In total, the Central Bucks School District reported more than 6,400 restraints for the 2024-25 school year. That’s nearly a quarter of the total number of restraints reported statewide last year. 

“Six thousand is alarming,” Pennsylvania Department of Education Secretary Carrie Rowe said in an interview with the NBC10 Investigators. “Something has to be going wrong and additional oversight is needed.”

Rowe said the state has begun “targeted monitoring” with Central Bucks and are determining “where the gaps are.”

“It would be wrong for us to think that this is just a problem of Central Bucks,” said Margie Wakelin, a lawyer with the Education Law Center whose work includes representing families of children who have been restrained.

Wakelin isn’t involved in the Central Bucks situation.

“I really hope that the state will recognize that oversight is necessary, particularly related to the use of restraints,” she said.

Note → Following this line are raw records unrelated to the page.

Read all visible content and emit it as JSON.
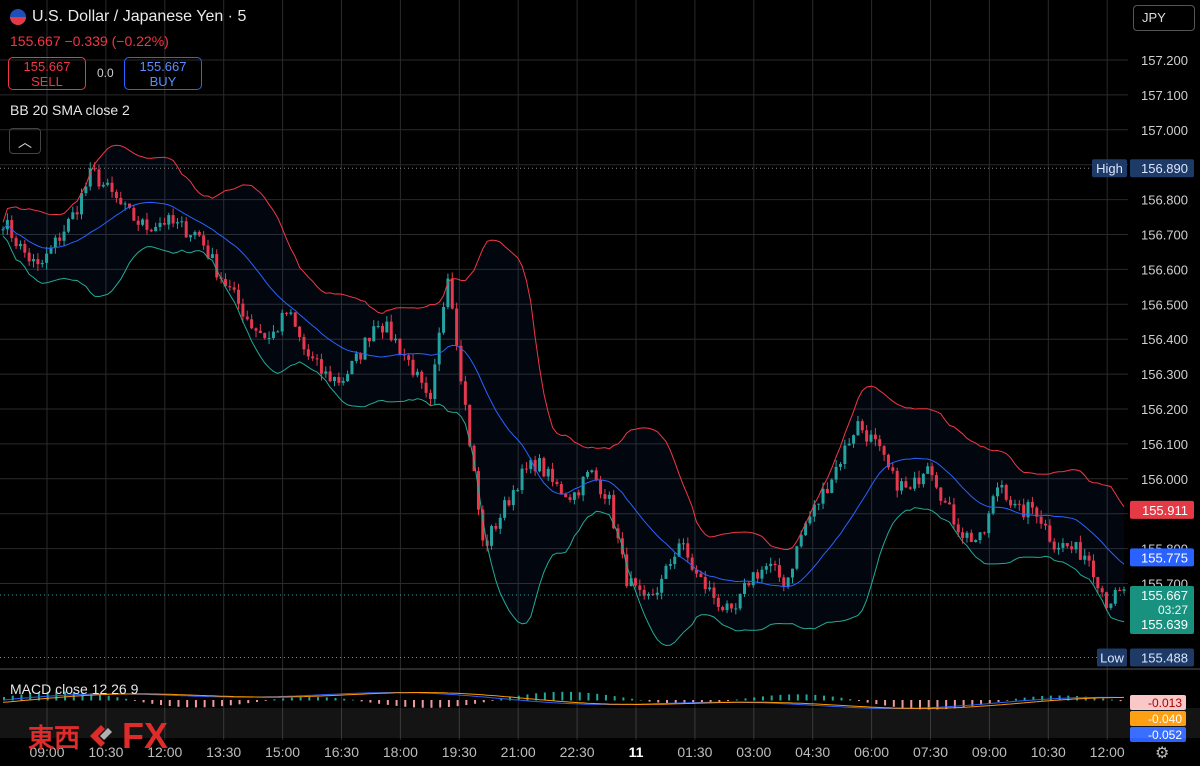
{
  "header": {
    "title": "U.S. Dollar / Japanese Yen · 5",
    "last_price": "155.667",
    "change": "−0.339",
    "change_pct": "(−0.22%)",
    "sell_price": "155.667",
    "sell_label": "SELL",
    "buy_price": "155.667",
    "buy_label": "BUY",
    "spread": "0.0",
    "currency": "JPY"
  },
  "indicator_label": "BB 20 SMA close 2",
  "macd_label": "MACD close 12 26 9",
  "collapse_icon": "chevron-up-icon",
  "settings_icon": "gear-icon",
  "logo": {
    "cjk": "東西",
    "fx": "FX"
  },
  "colors": {
    "up": "#26a69a",
    "down": "#f23645",
    "bb_upper": "#f23645",
    "bb_basis": "#2962ff",
    "bb_lower": "#22ab94",
    "macd_line": "#2962ff",
    "signal_line": "#ff9800"
  },
  "chart_data": {
    "type": "candlestick",
    "y_axis": {
      "range": [
        155.45,
        157.3
      ],
      "ticks": [
        "157.200",
        "157.100",
        "157.000",
        "156.900",
        "156.800",
        "156.700",
        "156.600",
        "156.500",
        "156.400",
        "156.300",
        "156.200",
        "156.100",
        "156.000",
        "155.900",
        "155.800",
        "155.700"
      ]
    },
    "x_axis": {
      "ticks": [
        "09:00",
        "10:30",
        "12:00",
        "13:30",
        "15:00",
        "16:30",
        "18:00",
        "19:30",
        "21:00",
        "22:30",
        "11",
        "01:30",
        "03:00",
        "04:30",
        "06:00",
        "07:30",
        "09:00",
        "10:30",
        "12:00"
      ]
    },
    "price_path": [
      156.74,
      156.66,
      156.6,
      156.68,
      156.76,
      156.88,
      156.82,
      156.76,
      156.72,
      156.74,
      156.72,
      156.7,
      156.6,
      156.52,
      156.44,
      156.4,
      156.48,
      156.36,
      156.3,
      156.28,
      156.35,
      156.46,
      156.4,
      156.32,
      156.2,
      156.6,
      156.2,
      155.8,
      155.9,
      156.0,
      156.05,
      155.98,
      155.95,
      156.02,
      155.95,
      155.72,
      155.64,
      155.7,
      155.82,
      155.72,
      155.66,
      155.6,
      155.72,
      155.75,
      155.7,
      155.86,
      155.95,
      156.05,
      156.16,
      156.1,
      156.0,
      155.96,
      156.06,
      155.92,
      155.84,
      155.82,
      156.0,
      155.9,
      155.92,
      155.82,
      155.8,
      155.78,
      155.65,
      155.67
    ],
    "labels": {
      "high_label": "High",
      "high_value": "156.890",
      "low_label": "Low",
      "low_value": "155.488",
      "bb_upper_value": "155.911",
      "bb_basis_value": "155.775",
      "current_price": "155.667",
      "countdown": "03:27",
      "bb_lower_value": "155.639"
    },
    "macd": {
      "values": [
        "-0.013",
        "-0.040",
        "-0.052"
      ]
    }
  }
}
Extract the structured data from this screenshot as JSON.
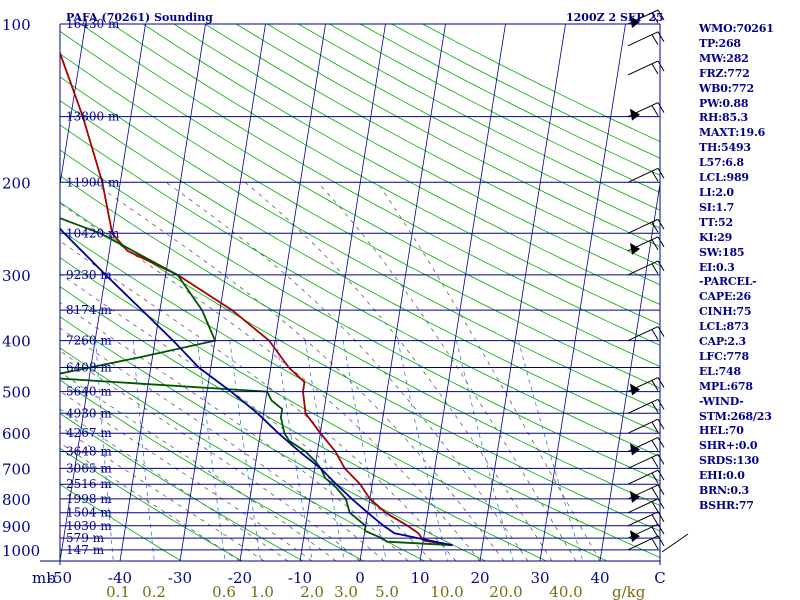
{
  "chart_data": {
    "type": "line",
    "chart_kind": "skew-T log-P sounding",
    "title": "PAFA (70261) Sounding",
    "time_label": "1200Z  2 SEP 25",
    "pressure_axis": {
      "unit_label": "mb",
      "ticks": [
        100,
        200,
        300,
        400,
        500,
        600,
        700,
        800,
        900,
        1000
      ],
      "range": [
        100,
        1050
      ],
      "scale": "log"
    },
    "temperature_axis": {
      "ticks": [
        -50,
        -40,
        -30,
        -20,
        -10,
        0,
        10,
        20,
        30,
        40
      ],
      "end_label": "C",
      "skew": true
    },
    "mixing_ratio_axis": {
      "ticks": [
        "0.1",
        "0.2",
        "0.6",
        "1.0",
        "2.0",
        "3.0",
        "5.0",
        "10.0",
        "20.0",
        "40.0"
      ],
      "unit_label": "g/kg"
    },
    "height_labels": [
      {
        "p": 100,
        "label": "16430 m"
      },
      {
        "p": 150,
        "label": "13800 m"
      },
      {
        "p": 200,
        "label": "11900 m"
      },
      {
        "p": 250,
        "label": "10420 m"
      },
      {
        "p": 300,
        "label": "9230 m"
      },
      {
        "p": 350,
        "label": "8174 m"
      },
      {
        "p": 400,
        "label": "7260 m"
      },
      {
        "p": 450,
        "label": "6408 m"
      },
      {
        "p": 500,
        "label": "5640 m"
      },
      {
        "p": 550,
        "label": "4930 m"
      },
      {
        "p": 600,
        "label": "4267 m"
      },
      {
        "p": 650,
        "label": "3648 m"
      },
      {
        "p": 700,
        "label": "3065 m"
      },
      {
        "p": 750,
        "label": "2516 m"
      },
      {
        "p": 800,
        "label": "1998 m"
      },
      {
        "p": 850,
        "label": "1504 m"
      },
      {
        "p": 900,
        "label": "1030 m"
      },
      {
        "p": 950,
        "label": "579 m"
      },
      {
        "p": 1000,
        "label": "147 m"
      }
    ],
    "series": [
      {
        "name": "temperature",
        "color": "#aa0000",
        "points": [
          [
            980,
            15
          ],
          [
            960,
            10
          ],
          [
            930,
            9
          ],
          [
            900,
            7
          ],
          [
            850,
            3
          ],
          [
            800,
            0
          ],
          [
            750,
            -2
          ],
          [
            700,
            -5
          ],
          [
            650,
            -7
          ],
          [
            600,
            -10
          ],
          [
            550,
            -13
          ],
          [
            500,
            -14
          ],
          [
            480,
            -14
          ],
          [
            450,
            -17
          ],
          [
            400,
            -21
          ],
          [
            350,
            -28
          ],
          [
            300,
            -38
          ],
          [
            270,
            -47
          ],
          [
            250,
            -50
          ],
          [
            200,
            -53
          ],
          [
            150,
            -58
          ],
          [
            100,
            -66
          ]
        ]
      },
      {
        "name": "dewpoint",
        "color": "#005500",
        "points": [
          [
            980,
            15
          ],
          [
            965,
            4
          ],
          [
            950,
            3
          ],
          [
            920,
            0
          ],
          [
            900,
            0
          ],
          [
            850,
            -3
          ],
          [
            800,
            -4
          ],
          [
            760,
            -6
          ],
          [
            730,
            -8
          ],
          [
            700,
            -9
          ],
          [
            680,
            -10
          ],
          [
            650,
            -12
          ],
          [
            620,
            -15
          ],
          [
            600,
            -16
          ],
          [
            560,
            -17
          ],
          [
            540,
            -17
          ],
          [
            520,
            -19
          ],
          [
            500,
            -20
          ],
          [
            470,
            -58
          ],
          [
            430,
            -42
          ],
          [
            400,
            -30
          ],
          [
            350,
            -33
          ],
          [
            300,
            -38
          ],
          [
            250,
            -52
          ],
          [
            200,
            -76
          ],
          [
            150,
            -86
          ],
          [
            100,
            -90
          ]
        ]
      },
      {
        "name": "parcel",
        "color": "#000099",
        "points": [
          [
            980,
            15
          ],
          [
            930,
            5
          ],
          [
            900,
            3
          ],
          [
            850,
            0
          ],
          [
            800,
            -3
          ],
          [
            750,
            -6
          ],
          [
            700,
            -9
          ],
          [
            650,
            -13
          ],
          [
            600,
            -17
          ],
          [
            550,
            -21
          ],
          [
            500,
            -26
          ],
          [
            450,
            -32
          ],
          [
            400,
            -37
          ],
          [
            350,
            -43
          ],
          [
            300,
            -50
          ],
          [
            250,
            -58
          ],
          [
            200,
            -67
          ],
          [
            150,
            -75
          ],
          [
            100,
            -84
          ]
        ]
      }
    ],
    "wind_barbs_shown": true
  },
  "stats": [
    "WMO:70261",
    "TP:268",
    "MW:282",
    "FRZ:772",
    "WB0:772",
    "PW:0.88",
    "RH:85.3",
    "MAXT:19.6",
    "TH:5493",
    "L57:6.8",
    "LCL:989",
    "LI:2.0",
    "SI:1.7",
    "TT:52",
    "KI:29",
    "SW:185",
    "EI:0.3",
    "-PARCEL-",
    "CAPE:26",
    "CINH:75",
    "LCL:873",
    "CAP:2.3",
    "LFC:778",
    "EL:748",
    "MPL:678",
    "-WIND-",
    "STM:268/23",
    "HEL:70",
    "SHR+:0.0",
    "SRDS:130",
    "EHI:0.0",
    "BRN:0.3",
    "BSHR:77"
  ],
  "colors": {
    "text": "#00008b",
    "isobar": "#00008b",
    "isotherm": "#00008b",
    "dry_adiabat": "#00aa00",
    "moist_adiabat": "#4d4d4d",
    "mixing_ratio": "#2f7fd0",
    "axis_tick": "#7a6a10"
  }
}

The NBC10 investigators obtained exclusive information that shows how many times kids have been restrained in Pennsylvania schools.

It shows the use of restraints has gone up drastically in Southeastern Pennsylvania – nearly tripling in the last four years.

“This is a crisis that needs intervention immediately,” Wakelin said.

About a fifth of Pennsylvania students have disabilities — ranging from dyslexia to autism.

State law says that restraints may be used when students with disabilities act in a manner that is a danger to themselves or others and when less restrictive measures have not been effective.

Schools have 30 days to report an instance to the state.

Rowe says when her department sees an increase at a district,  it starts asking questions.

“Are there any particular patterns, particularly in that school or the district or perhaps the region? What are the commonalities with regard to… what training is being used and what vendors are being used,” she said. “Every time we see these types of increases, or even if a specific restraint is of concern to us, we’re going into that school.”

The department later told the NBC10 Investigators that other than Central Bucks School District, it has only officially intervened in one other school.

Back in Bucks, Holton’s son is currently out of school. 

He finished the 2024-25 school year in the classroom, following the firing of some of the staff in the classroom and administrators. 

He was supposed to start at a private school for children with autism in the area in September, following what Holton said was a verbal agreement from the district that it would send the required paperwork. But nearly two months into the school year, Holton says that has not happened. 

“Here we are, just still struggling, still trying to find a way for him to be where he needs to be and get the program that he deserves, that is necessary and that he’s owed,” she said. 

Through a spokesperson, the school district declined to speak about the Holton situation. The district issued a statement saying many of the questions we had “involve ongoing legal proceedings, which the district cannot address for privacy and legal reasons.” 

The Central Bucks School Board fired the superintendent and several administrators in response to the abuse investigations and reports.

The district spokesperson said that Central Bucks ensures all training and certification standards are met for staff who work with students with disabilities.

A spokesperson for the teacher in question declined an interview on her behalf. In a prior statement, the teacher called the allegations false claims. The teacher’s aide did not return a call seeking comment.